Nachdem das Cannabis-Gesetz seit dem 10. März schwerkranken Patienten unter bestimmten Voraussetzung einen Rechtsanspruch auf Kostenerstattung ermöglicht hat, hatte ein Sprecher des GKV-Spitzenverbands gegenüber der Deutschen Presseagentur schnell Bedenken angemeldet. „Für den dauer- und regelhaften Leistungsanspruch in der gesetzlichen Krankenversicherung fehlt der Nachweis der Wirksamkeit“, erklärte er. Seitdem mehren sich Medienberichte, denen zu Folge Krankenkassen die Kostenerstattung oftmals nicht genehmigen – obwohl sie dies laut dem Gesetz „nur in begründeten Ausnahmefällen“ ablehnen dürfen.

Wie ein Sprecher der Techniker Krankenkasse auf Nachfrage von DAZ.online mitteilte, seien bis zum 7. Juli insgesamt 863 Anträge auf Kostenerstattung für Medizinalcannabis bewilligt oder abgelehnt worden. In 522 Fällen habe die Krankenkasse die Kostenerstattung genehmigt, in 341 nicht – was eine Bewilligungsquote von rund 60 Prozent ergibt. Offen blieb zunächst die Zahl der Anträge, die derzeit noch in Bearbeitung sind.

Eine Sprecherin des AOK-Bundesverbands erklärte, bis Anfang Juni seien rund 2300 Anträge auf Kostenerstattung bei AOKs eingegangen, von denen rund die Hälfte genehmigt wurde. Nicht kommunizieren wollen die AOKs die Zahl der abgelehnten beziehungsweise noch in Bearbeitung befindlichen Anträge.

Wenn Ärzte Cannabis im Rahmen der spezialisierten ambulanten Palliativversorgung verordnen, müssen Krankenkassen die Anträge innerhalb von drei Tagen bearbeiten – ansonsten bleibt ihnen bis zu fünf Wochen Zeit, wenn sie zur Klärung den Medizinischen Dienst der Krankenkassen (MDK) um ein Gutachten bitten.  

Wie viele Patienten können weiterhin Cannabis konsumieren?

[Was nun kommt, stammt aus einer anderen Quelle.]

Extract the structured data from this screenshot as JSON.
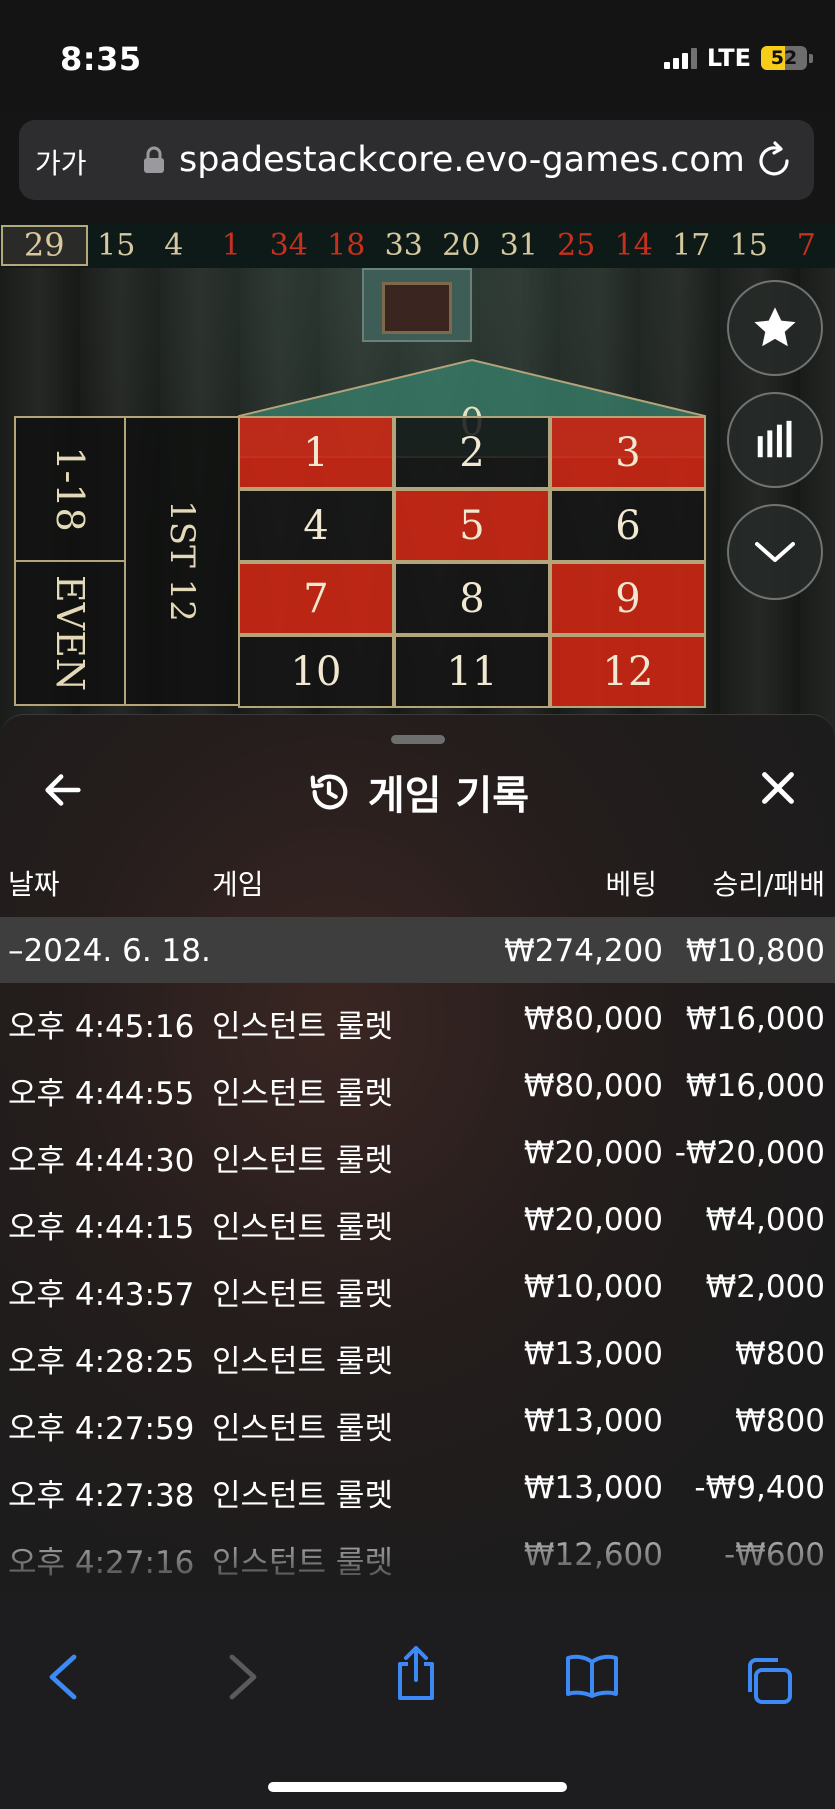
{
  "status_bar": {
    "time": "8:35",
    "network": "LTE",
    "battery": "52",
    "battery_level": 0.52
  },
  "browser": {
    "text_size_label": "가가",
    "url": "spadestackcore.evo-games.com"
  },
  "history_strip": {
    "current": "29",
    "numbers": [
      {
        "n": "15",
        "color": "black"
      },
      {
        "n": "4",
        "color": "black"
      },
      {
        "n": "1",
        "color": "red"
      },
      {
        "n": "34",
        "color": "red"
      },
      {
        "n": "18",
        "color": "red"
      },
      {
        "n": "33",
        "color": "black"
      },
      {
        "n": "20",
        "color": "black"
      },
      {
        "n": "31",
        "color": "black"
      },
      {
        "n": "25",
        "color": "red"
      },
      {
        "n": "14",
        "color": "red"
      },
      {
        "n": "17",
        "color": "black"
      },
      {
        "n": "15",
        "color": "black"
      },
      {
        "n": "7",
        "color": "red"
      }
    ]
  },
  "table": {
    "zero": "0",
    "numbers": [
      {
        "n": "1",
        "color": "red"
      },
      {
        "n": "2",
        "color": "black"
      },
      {
        "n": "3",
        "color": "red"
      },
      {
        "n": "4",
        "color": "black"
      },
      {
        "n": "5",
        "color": "red"
      },
      {
        "n": "6",
        "color": "black"
      },
      {
        "n": "7",
        "color": "red"
      },
      {
        "n": "8",
        "color": "black"
      },
      {
        "n": "9",
        "color": "red"
      },
      {
        "n": "10",
        "color": "black"
      },
      {
        "n": "11",
        "color": "black"
      },
      {
        "n": "12",
        "color": "red"
      }
    ],
    "range_bet": "1-18",
    "even_bet": "EVEN",
    "dozen_bet": "1ST 12"
  },
  "side_buttons": {
    "favorite": "star-icon",
    "stats": "bar-chart-icon",
    "collapse": "chevron-down-icon"
  },
  "sheet": {
    "title": "게임 기록",
    "columns": {
      "date": "날짜",
      "game": "게임",
      "bet": "베팅",
      "win_loss": "승리/패배"
    },
    "day_summary": {
      "date": "–2024. 6. 18.",
      "bet": "₩274,200",
      "win_loss": "₩10,800"
    },
    "rows": [
      {
        "time": "오후 4:45:16",
        "game": "인스턴트 룰렛",
        "bet": "₩80,000",
        "win_loss": "₩16,000"
      },
      {
        "time": "오후 4:44:55",
        "game": "인스턴트 룰렛",
        "bet": "₩80,000",
        "win_loss": "₩16,000"
      },
      {
        "time": "오후 4:44:30",
        "game": "인스턴트 룰렛",
        "bet": "₩20,000",
        "win_loss": "-₩20,000"
      },
      {
        "time": "오후 4:44:15",
        "game": "인스턴트 룰렛",
        "bet": "₩20,000",
        "win_loss": "₩4,000"
      },
      {
        "time": "오후 4:43:57",
        "game": "인스턴트 룰렛",
        "bet": "₩10,000",
        "win_loss": "₩2,000"
      },
      {
        "time": "오후 4:28:25",
        "game": "인스턴트 룰렛",
        "bet": "₩13,000",
        "win_loss": "₩800"
      },
      {
        "time": "오후 4:27:59",
        "game": "인스턴트 룰렛",
        "bet": "₩13,000",
        "win_loss": "₩800"
      },
      {
        "time": "오후 4:27:38",
        "game": "인스턴트 룰렛",
        "bet": "₩13,000",
        "win_loss": "-₩9,400"
      },
      {
        "time": "오후 4:27:16",
        "game": "인스턴트 룰렛",
        "bet": "₩12,600",
        "win_loss": "-₩600"
      }
    ]
  },
  "colors": {
    "red": "#c6301e",
    "black_text": "#d6c9a0",
    "safari_blue": "#3d8af7"
  }
}
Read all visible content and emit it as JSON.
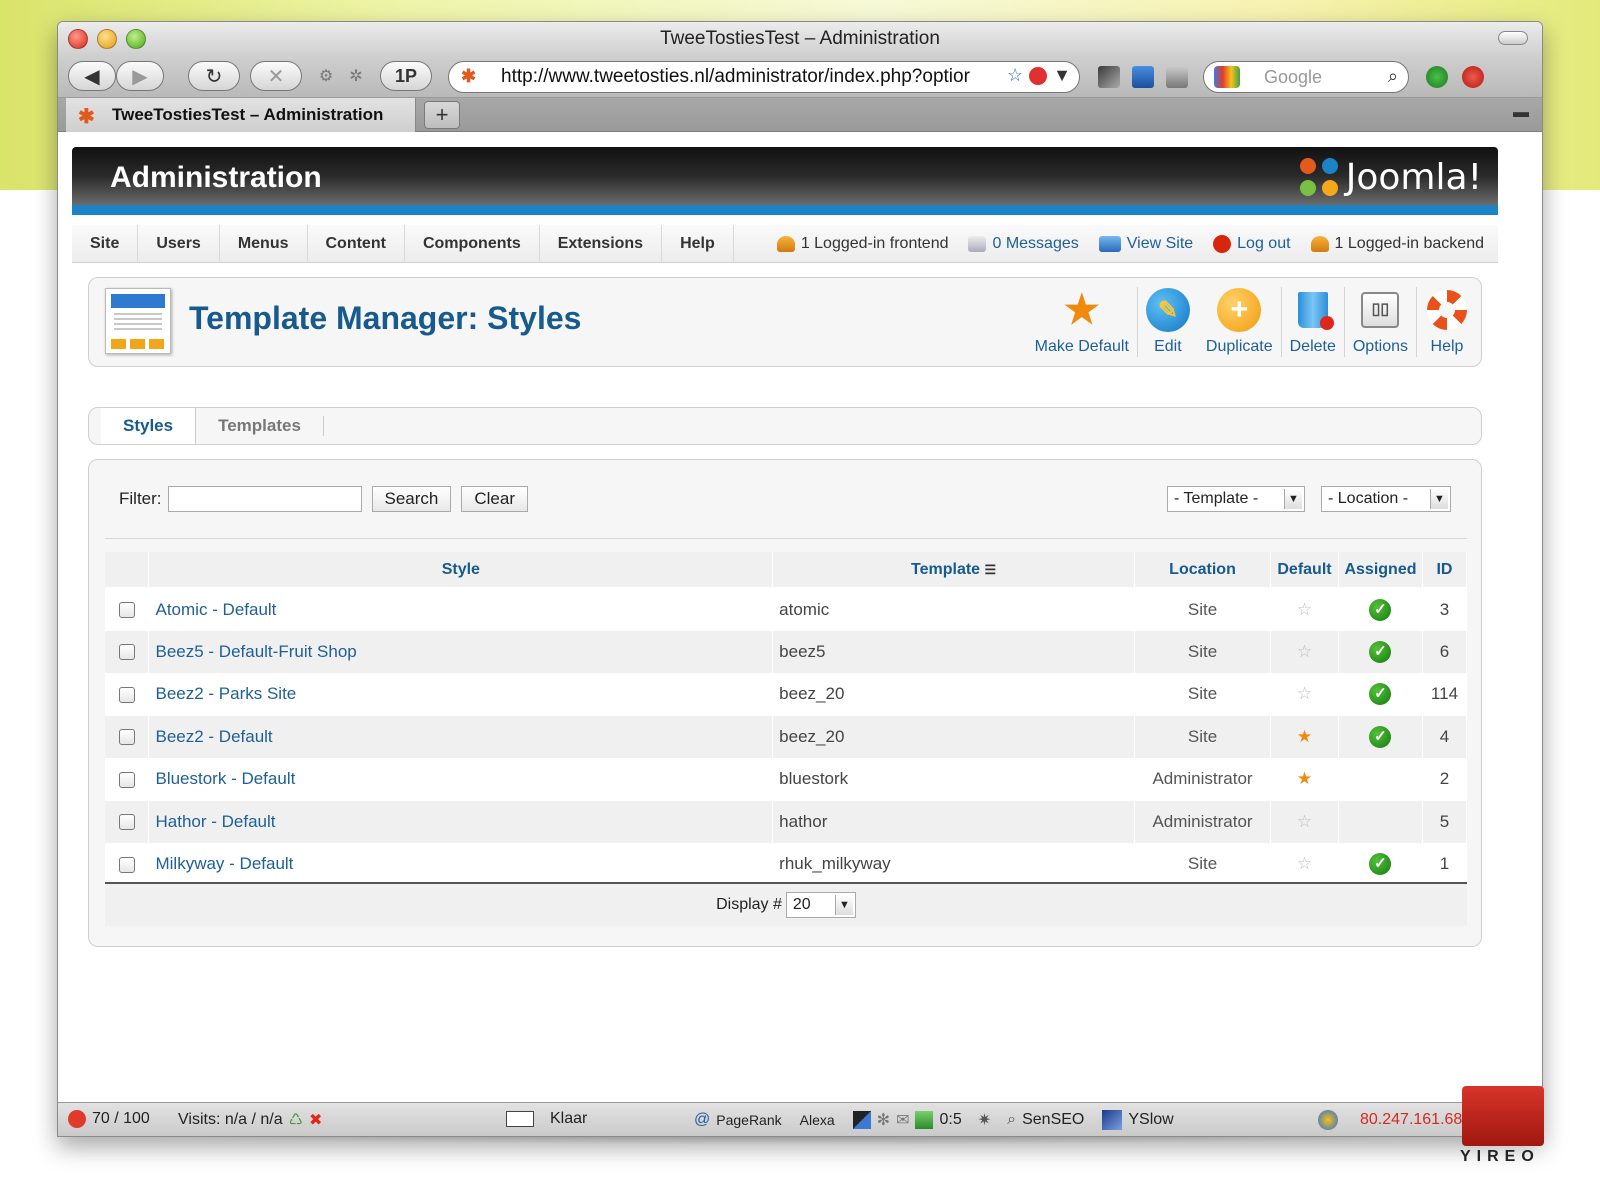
{
  "browser": {
    "window_title": "TweeTostiesTest – Administration",
    "url": "http://www.tweetosties.nl/administrator/index.php?optior",
    "search_placeholder": "Google",
    "onepassword_label": "1P",
    "tab_title": "TweeTostiesTest – Administration",
    "new_tab_label": "+"
  },
  "header": {
    "title": "Administration",
    "logo_text": "Joomla!"
  },
  "menu": {
    "items": [
      "Site",
      "Users",
      "Menus",
      "Content",
      "Components",
      "Extensions",
      "Help"
    ],
    "status": {
      "frontend": "1 Logged-in frontend",
      "messages": "0 Messages",
      "view_site": "View Site",
      "logout": "Log out",
      "backend": "1 Logged-in backend"
    }
  },
  "page": {
    "title": "Template Manager: Styles",
    "toolbar": {
      "make_default": "Make Default",
      "edit": "Edit",
      "duplicate": "Duplicate",
      "delete": "Delete",
      "options": "Options",
      "help": "Help"
    },
    "subtabs": [
      "Styles",
      "Templates"
    ]
  },
  "filter": {
    "label": "Filter:",
    "value": "",
    "search_button": "Search",
    "clear_button": "Clear",
    "template_select": "- Template -",
    "location_select": "- Location -"
  },
  "table": {
    "headers": {
      "style": "Style",
      "template": "Template",
      "location": "Location",
      "default": "Default",
      "assigned": "Assigned",
      "id": "ID"
    },
    "rows": [
      {
        "style": "Atomic - Default",
        "template": "atomic",
        "location": "Site",
        "default": false,
        "assigned": true,
        "id": "3"
      },
      {
        "style": "Beez5 - Default-Fruit Shop",
        "template": "beez5",
        "location": "Site",
        "default": false,
        "assigned": true,
        "id": "6"
      },
      {
        "style": "Beez2 - Parks Site",
        "template": "beez_20",
        "location": "Site",
        "default": false,
        "assigned": true,
        "id": "114"
      },
      {
        "style": "Beez2 - Default",
        "template": "beez_20",
        "location": "Site",
        "default": true,
        "assigned": true,
        "id": "4"
      },
      {
        "style": "Bluestork - Default",
        "template": "bluestork",
        "location": "Administrator",
        "default": true,
        "assigned": false,
        "id": "2"
      },
      {
        "style": "Hathor - Default",
        "template": "hathor",
        "location": "Administrator",
        "default": false,
        "assigned": false,
        "id": "5"
      },
      {
        "style": "Milkyway - Default",
        "template": "rhuk_milkyway",
        "location": "Site",
        "default": false,
        "assigned": true,
        "id": "1"
      }
    ],
    "display_label": "Display #",
    "display_value": "20"
  },
  "statusbar": {
    "score": "70 / 100",
    "visits": "Visits: n/a / n/a",
    "done": "Klaar",
    "pagerank": "PageRank",
    "alexa": "Alexa",
    "counter": "0:5",
    "senseo": "SenSEO",
    "yslow": "YSlow",
    "ip": "80.247.161.68"
  },
  "watermark": "YIREO",
  "colors": {
    "link_blue": "#1f5f98",
    "title_blue": "#165a8e",
    "header_bar": "#1a84c7",
    "star_orange": "#f08a0c",
    "check_green": "#2a9a1c"
  }
}
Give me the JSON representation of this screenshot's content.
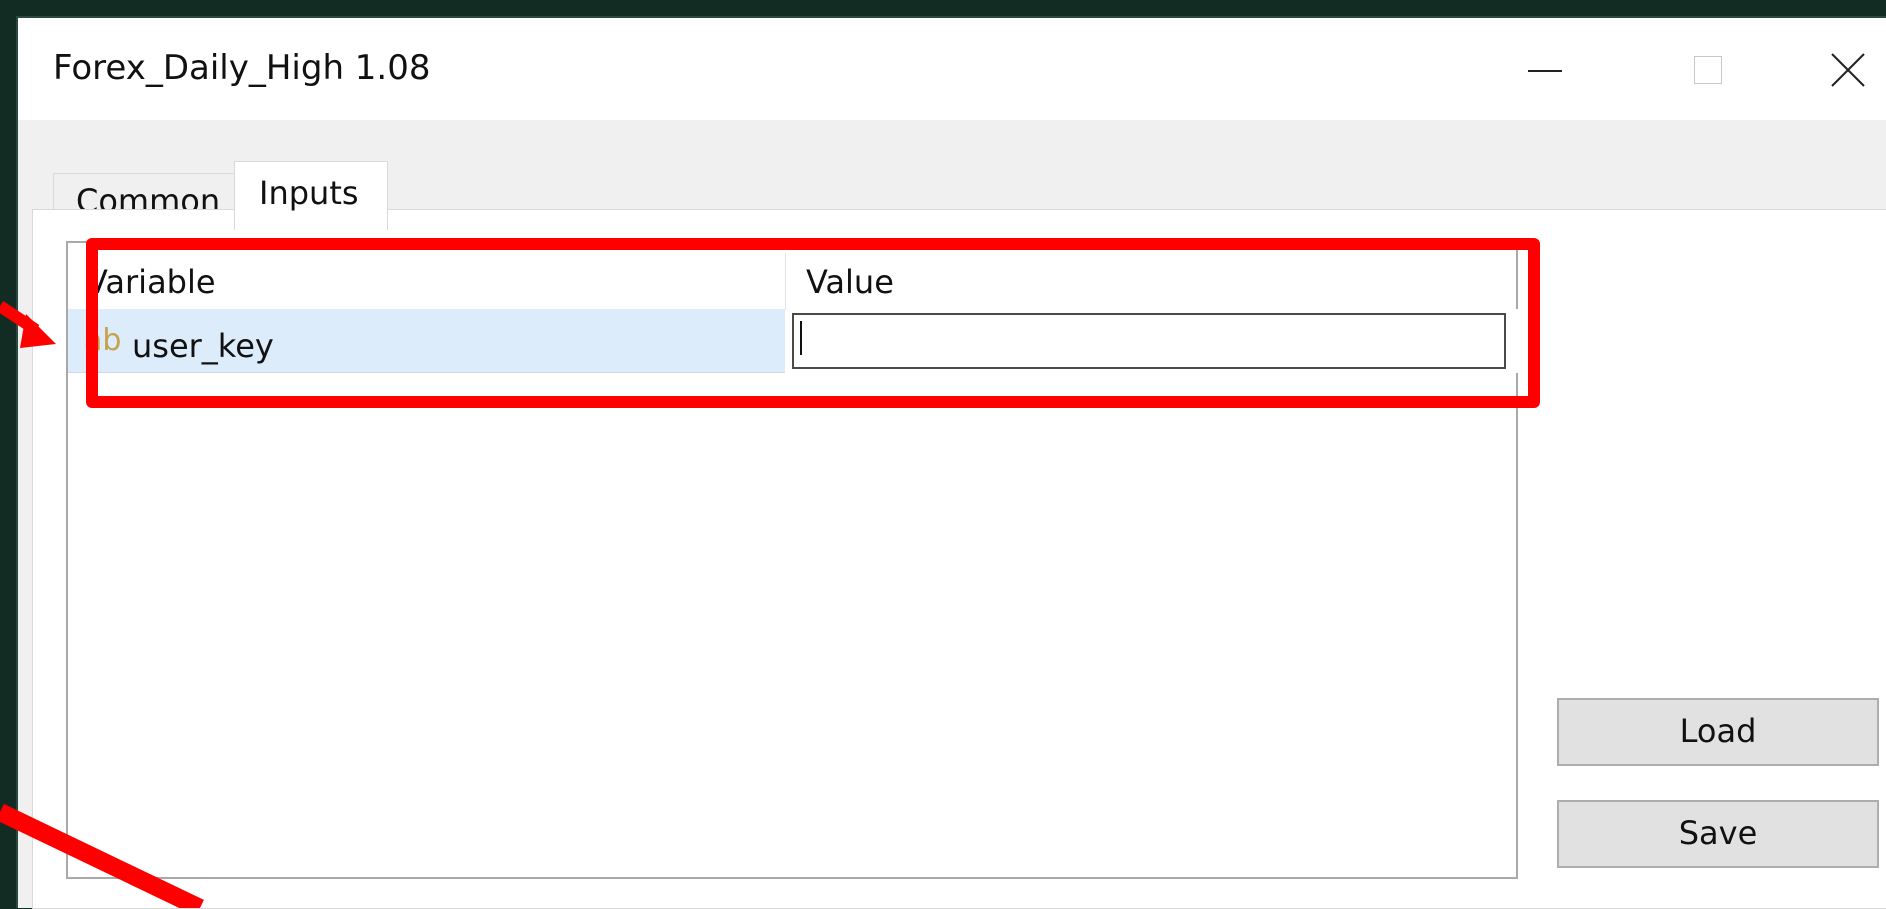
{
  "window": {
    "title": "Forex_Daily_High 1.08"
  },
  "tabs": [
    {
      "label": "Common",
      "active": false
    },
    {
      "label": "Inputs",
      "active": true
    }
  ],
  "grid": {
    "columns": [
      "Variable",
      "Value"
    ],
    "rows": [
      {
        "type_icon": "ab",
        "variable": "user_key",
        "value": ""
      }
    ]
  },
  "buttons": {
    "load_label": "Load",
    "save_label": "Save"
  },
  "colors": {
    "highlight": "#ff0000",
    "selected_row": "#ddecfa",
    "type_icon": "#c8a24a",
    "background": "#122b23"
  },
  "icons": {
    "minimize": "minimize-icon",
    "maximize": "maximize-icon",
    "close": "close-icon",
    "type": "string-type-icon"
  }
}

Bei den AOKs würde in „fast allen Fällen“ der MDK eingeschaltet, erklärte die Pressesprecherin des AOK-Bundesverbands. Nicht bekannt sei, wie die Genehmigungsquote bei Patienten aussieht, die zuvor eine Ausnahmeregelung für den Bezug von Cannabis zu medizinischen Zwecken hatten – Mitte März handelte es sich bundesweit um rund 1100 Patienten. Auch dem Sprecher der Techniker Krankenkasse lagen hierzu keine Informationen vor. Laut „Deutschen Ärzteblatt“ berücksichtigt der MDK bei seiner Bewertung nicht, inwiefern zuvor eine Ausnahmegenehmigung erteilt worden war.

Einige Ärzte hatten berichtet, dass Kassen die Kostenerstattung bei diesen Patienten nur sehr zögerlich bewilligen – laut dem Münchener Unternehmensgründer Vaclav Cerveny, der im Herbst in der bayerischen Hauptstadt ein Cannabis-Zentrum zur Beratung und Behandlung von Patienten aufbauen will, ist dies nur bei 20 bis 30 Prozent der Patienten der Fall.

Wie die ABDA im Juni bekannt gegeben hatte, haben Apotheken in den letzten drei Märzwochen mehr als 500 Mal Cannabisblüten auf Rezept abgegeben. Von Anfang 2011 bis Ende Juni 2016 wurden in Deutschland laut Bundesregierung 233,3 Kilogramm Medizinal-Cannabis-Blüten abgegeben, von Juli 2016 bis April 2017 waren es sogar insgesamt 148,6 Kilogramm, wie aus einer Anfrage der Linken hervorgeht. Dabei wurde im Dezember 2016 mit 17,3 Kilogramm die größte Menge in Apotheken abgegeben, während es in den ersten Monaten dieses Jahres etwas weniger war. Im April 2017 sank die Zahl auf 11,4 Kilogramm – wobei diese Menge nur die früheren Ausnahmegenehmigungen und nicht die Verschreibungen auf Betäubungsmittel-Rezept erfasst.